Thinking to rid himself of an enemy in Henry of Navarre, Charles has not considered his sister. Even though she and Henry are not romantically attached, the two have sworn to support each other. When Henry is trapped in the Louvre with the royal family, a combination of Margot’s support and his recanting saves his life. Margot has also rescued a young wounded Huguenot, La Mole, from the slaughter, providing a romantic subplot for the novel.
So begins the novel about how Henry of Navarre, aided by Margot, survives the machinations of the Valois family. The rumor is that Catherine recently murdered Henry’s mother by poisoning her, and Catherine also works in charms and horoscopes. Charles IX is unstable, first mistrusting Henry and then treating him like a brother. Henry d’Anjou, Charles’ brother, detests Henry of Navarre and thinks he is a threat to d’Anjou’s own right to the throne after his brother. François d’Alençon, the other brother, wavers in his decision to ally with Navarre.

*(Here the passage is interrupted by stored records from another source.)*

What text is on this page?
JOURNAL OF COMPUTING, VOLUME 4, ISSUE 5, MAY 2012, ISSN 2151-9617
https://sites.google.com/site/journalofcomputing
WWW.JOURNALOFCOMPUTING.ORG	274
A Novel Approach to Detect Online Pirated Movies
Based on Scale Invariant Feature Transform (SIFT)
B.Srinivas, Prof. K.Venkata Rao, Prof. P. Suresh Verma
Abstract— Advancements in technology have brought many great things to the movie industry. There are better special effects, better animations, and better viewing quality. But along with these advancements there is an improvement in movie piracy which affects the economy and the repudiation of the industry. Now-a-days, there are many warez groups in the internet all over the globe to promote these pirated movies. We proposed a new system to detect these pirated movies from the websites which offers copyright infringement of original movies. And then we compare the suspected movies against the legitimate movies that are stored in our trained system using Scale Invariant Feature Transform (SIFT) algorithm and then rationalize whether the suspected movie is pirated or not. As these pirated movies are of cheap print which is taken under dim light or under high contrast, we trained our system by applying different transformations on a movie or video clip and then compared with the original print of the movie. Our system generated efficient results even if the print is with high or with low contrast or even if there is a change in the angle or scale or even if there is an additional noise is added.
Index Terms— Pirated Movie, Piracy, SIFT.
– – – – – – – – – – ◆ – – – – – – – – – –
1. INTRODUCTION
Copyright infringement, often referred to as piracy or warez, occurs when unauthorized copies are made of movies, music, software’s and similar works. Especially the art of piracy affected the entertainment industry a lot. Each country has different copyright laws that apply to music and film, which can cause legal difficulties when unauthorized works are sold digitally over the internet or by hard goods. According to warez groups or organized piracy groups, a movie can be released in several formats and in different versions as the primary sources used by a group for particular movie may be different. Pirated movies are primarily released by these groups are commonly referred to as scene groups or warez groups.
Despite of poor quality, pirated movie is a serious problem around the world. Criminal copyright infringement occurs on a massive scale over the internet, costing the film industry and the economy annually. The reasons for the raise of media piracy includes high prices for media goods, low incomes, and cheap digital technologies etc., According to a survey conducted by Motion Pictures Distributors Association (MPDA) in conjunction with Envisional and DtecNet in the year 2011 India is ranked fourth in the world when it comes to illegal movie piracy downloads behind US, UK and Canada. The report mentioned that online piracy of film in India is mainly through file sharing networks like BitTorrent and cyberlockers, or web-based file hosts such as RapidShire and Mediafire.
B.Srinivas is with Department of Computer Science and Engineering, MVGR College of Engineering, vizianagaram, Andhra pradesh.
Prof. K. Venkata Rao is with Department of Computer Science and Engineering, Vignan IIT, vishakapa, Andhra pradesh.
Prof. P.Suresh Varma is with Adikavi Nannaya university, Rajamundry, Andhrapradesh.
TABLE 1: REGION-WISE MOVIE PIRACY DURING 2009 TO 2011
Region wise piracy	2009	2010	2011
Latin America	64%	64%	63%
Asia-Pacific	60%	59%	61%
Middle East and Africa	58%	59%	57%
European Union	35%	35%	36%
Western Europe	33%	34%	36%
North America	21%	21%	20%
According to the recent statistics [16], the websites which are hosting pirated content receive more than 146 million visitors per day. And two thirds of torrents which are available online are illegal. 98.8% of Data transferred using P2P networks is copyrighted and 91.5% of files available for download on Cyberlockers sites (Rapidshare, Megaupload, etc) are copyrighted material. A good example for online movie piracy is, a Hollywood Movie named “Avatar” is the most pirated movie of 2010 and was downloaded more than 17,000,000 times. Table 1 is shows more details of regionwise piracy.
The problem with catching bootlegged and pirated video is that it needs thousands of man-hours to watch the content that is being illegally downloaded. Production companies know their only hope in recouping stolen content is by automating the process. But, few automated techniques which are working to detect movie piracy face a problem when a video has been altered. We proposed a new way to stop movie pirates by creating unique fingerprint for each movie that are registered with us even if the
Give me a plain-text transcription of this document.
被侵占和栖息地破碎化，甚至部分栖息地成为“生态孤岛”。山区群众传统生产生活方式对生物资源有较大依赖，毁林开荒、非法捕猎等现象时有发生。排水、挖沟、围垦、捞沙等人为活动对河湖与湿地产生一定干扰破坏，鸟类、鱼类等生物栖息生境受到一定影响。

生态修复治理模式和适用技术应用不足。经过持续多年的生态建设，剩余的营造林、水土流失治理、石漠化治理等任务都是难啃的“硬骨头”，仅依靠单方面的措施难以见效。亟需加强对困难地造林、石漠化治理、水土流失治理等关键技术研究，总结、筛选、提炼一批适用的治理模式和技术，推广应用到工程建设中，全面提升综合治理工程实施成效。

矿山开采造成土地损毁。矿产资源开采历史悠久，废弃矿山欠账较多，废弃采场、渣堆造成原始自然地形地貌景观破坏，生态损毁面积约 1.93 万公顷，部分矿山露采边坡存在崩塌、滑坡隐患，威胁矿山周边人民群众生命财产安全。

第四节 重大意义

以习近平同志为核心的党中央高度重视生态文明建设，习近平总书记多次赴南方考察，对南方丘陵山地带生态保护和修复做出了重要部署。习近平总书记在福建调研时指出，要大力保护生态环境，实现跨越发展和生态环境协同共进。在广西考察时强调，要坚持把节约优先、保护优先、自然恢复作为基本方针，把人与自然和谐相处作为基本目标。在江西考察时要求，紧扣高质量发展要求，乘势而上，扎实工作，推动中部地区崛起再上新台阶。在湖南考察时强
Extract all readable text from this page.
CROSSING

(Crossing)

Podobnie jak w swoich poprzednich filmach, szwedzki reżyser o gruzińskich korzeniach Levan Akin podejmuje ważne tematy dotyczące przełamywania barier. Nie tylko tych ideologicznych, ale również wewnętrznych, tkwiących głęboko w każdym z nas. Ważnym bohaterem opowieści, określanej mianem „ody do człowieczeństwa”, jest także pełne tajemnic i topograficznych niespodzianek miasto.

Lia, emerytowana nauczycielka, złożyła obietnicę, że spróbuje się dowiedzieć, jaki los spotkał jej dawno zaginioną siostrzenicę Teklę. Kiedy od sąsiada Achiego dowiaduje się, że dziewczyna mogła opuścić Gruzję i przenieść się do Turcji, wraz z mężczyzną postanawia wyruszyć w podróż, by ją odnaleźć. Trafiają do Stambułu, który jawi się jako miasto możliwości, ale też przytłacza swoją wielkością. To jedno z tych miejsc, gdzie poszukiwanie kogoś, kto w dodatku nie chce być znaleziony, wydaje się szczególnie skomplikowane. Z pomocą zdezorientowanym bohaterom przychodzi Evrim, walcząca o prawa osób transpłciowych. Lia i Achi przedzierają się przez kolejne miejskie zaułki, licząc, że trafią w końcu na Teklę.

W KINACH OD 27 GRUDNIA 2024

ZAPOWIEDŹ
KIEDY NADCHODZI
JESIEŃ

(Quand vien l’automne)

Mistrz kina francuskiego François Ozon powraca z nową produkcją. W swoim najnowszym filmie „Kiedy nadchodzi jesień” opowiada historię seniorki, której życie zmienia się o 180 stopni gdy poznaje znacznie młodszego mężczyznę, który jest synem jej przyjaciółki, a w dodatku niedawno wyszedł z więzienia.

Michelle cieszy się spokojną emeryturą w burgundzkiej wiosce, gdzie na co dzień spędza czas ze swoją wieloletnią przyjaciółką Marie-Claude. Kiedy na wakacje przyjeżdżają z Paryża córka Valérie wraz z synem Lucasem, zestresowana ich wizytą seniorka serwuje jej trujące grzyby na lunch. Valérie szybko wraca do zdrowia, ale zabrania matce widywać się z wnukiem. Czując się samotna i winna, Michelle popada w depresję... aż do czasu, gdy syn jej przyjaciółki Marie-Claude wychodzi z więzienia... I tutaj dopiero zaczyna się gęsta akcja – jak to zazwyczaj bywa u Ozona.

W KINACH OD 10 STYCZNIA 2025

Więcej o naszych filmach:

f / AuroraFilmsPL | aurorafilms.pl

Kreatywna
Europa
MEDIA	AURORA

Dumas was a writer of the Romantic movement, which de-emphasized rationality and emphasized emotion. The romantic plot involves the love affair between Margot and the naive and gallant La Mole, who is drawn into danger because of his love and religion.
My Oxford World Classics edition was fortified with copious notes, including information about which events were true and which were invented. Dumas is prone to using real people in his historical romances, and it was just a little off-putting to discover, for example, that the real La Mole was not a gallant Huguenot but a fundamentalist Catholic who was responsible for many murders during the massacre. Still, I found the real stories as fascinating as the novel.
If you like a fast-moving adventure that also involves political maneuvering, this is a good book for you. I was more interested in the nerve and political agility of Navarre than I was in the romance, but I still enjoyed the novel.
One caution—an abbreviated version of this novel is available as Marguerite of Valois. I have not read it, but if you want the more complete novel, look for La Reine Margot. (Yes, it is in English but also in French, so be careful if you order it online.)
Just a side note. I have written much about Dorothy Dunnett’s excellent historical novels. One of her Crawford of Lymond novels, Queen’s Play, is also partially concerned with the massacre.
My dad read this book to me and my brother when we were teenagers. It’s so great, and your review made me want to read it again.
Not a bad choice! How cool that your dad was reading to you when you were a teenager. I think my mom only read to me when I was very small, because I don’t remember it.